Last Updated: Wednesday, 31 May 2023, 15:44 GMT

Sri Lankan newspaper office bombed

Publisher Committee to Protect Journalists
Publication Date 23 April 2009
Cite as Committee to Protect Journalists, Sri Lankan newspaper office bombed, 23 April 2009, available at: https://www.refworld.org/docid/4a1d5d6cc.html [accessed 5 June 2023]
DisclaimerThis is not a UNHCR publication. UNHCR is not responsible for, nor does it necessarily endorse, its content. Any views expressed are solely those of the author or publisher and do not necessarily reflect those of UNHCR, the United Nations or its Member States.

The office of Uthayan, a Tamil-language daily, in Jaffna was hit with an explosive device around 11 p.m. on March 24, 2009. Most Sri Lankan media reports identified the weapon as a hand grenade. It was the fifth time in three years that the office had been attacked.

There were no injures to the small number of staff still working at the paper, two of whom live at the paper's office, but a police officer who was assigned to provide security for the paper was wounded. Media speculation was that the attack was because the paper had not given prominent enough coverage to an anti-Liberation Tigers of Tamil Eelam demonstration in Jaffna or because the paper had printed a story on civilian casualties in the LTTE's fighting with the government.

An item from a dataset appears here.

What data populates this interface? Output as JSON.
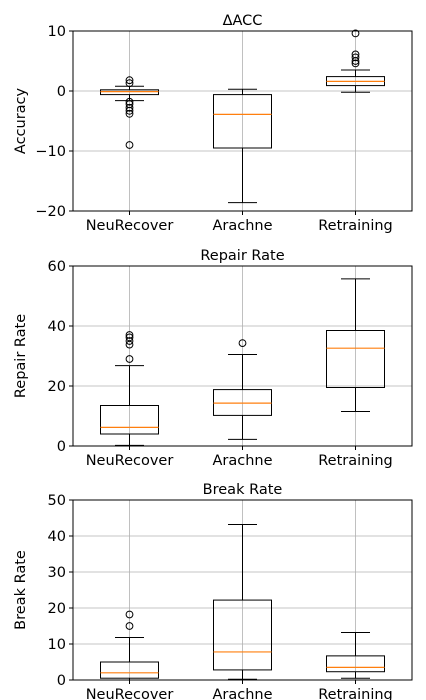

Nadesapillai Vidyatharan, who lives in Colombo and is Uthayan's editor and editor of the Tamil daily sister paper Sudar Oli, was arrested at a friend's funeral in a Colombo suburb on February 26. Prosecutors have tried to tie him to a February 20 suicide air attack on Colombo in which two LTTE planes were shot down, the two pilots were killed, and more than 45 people were injured.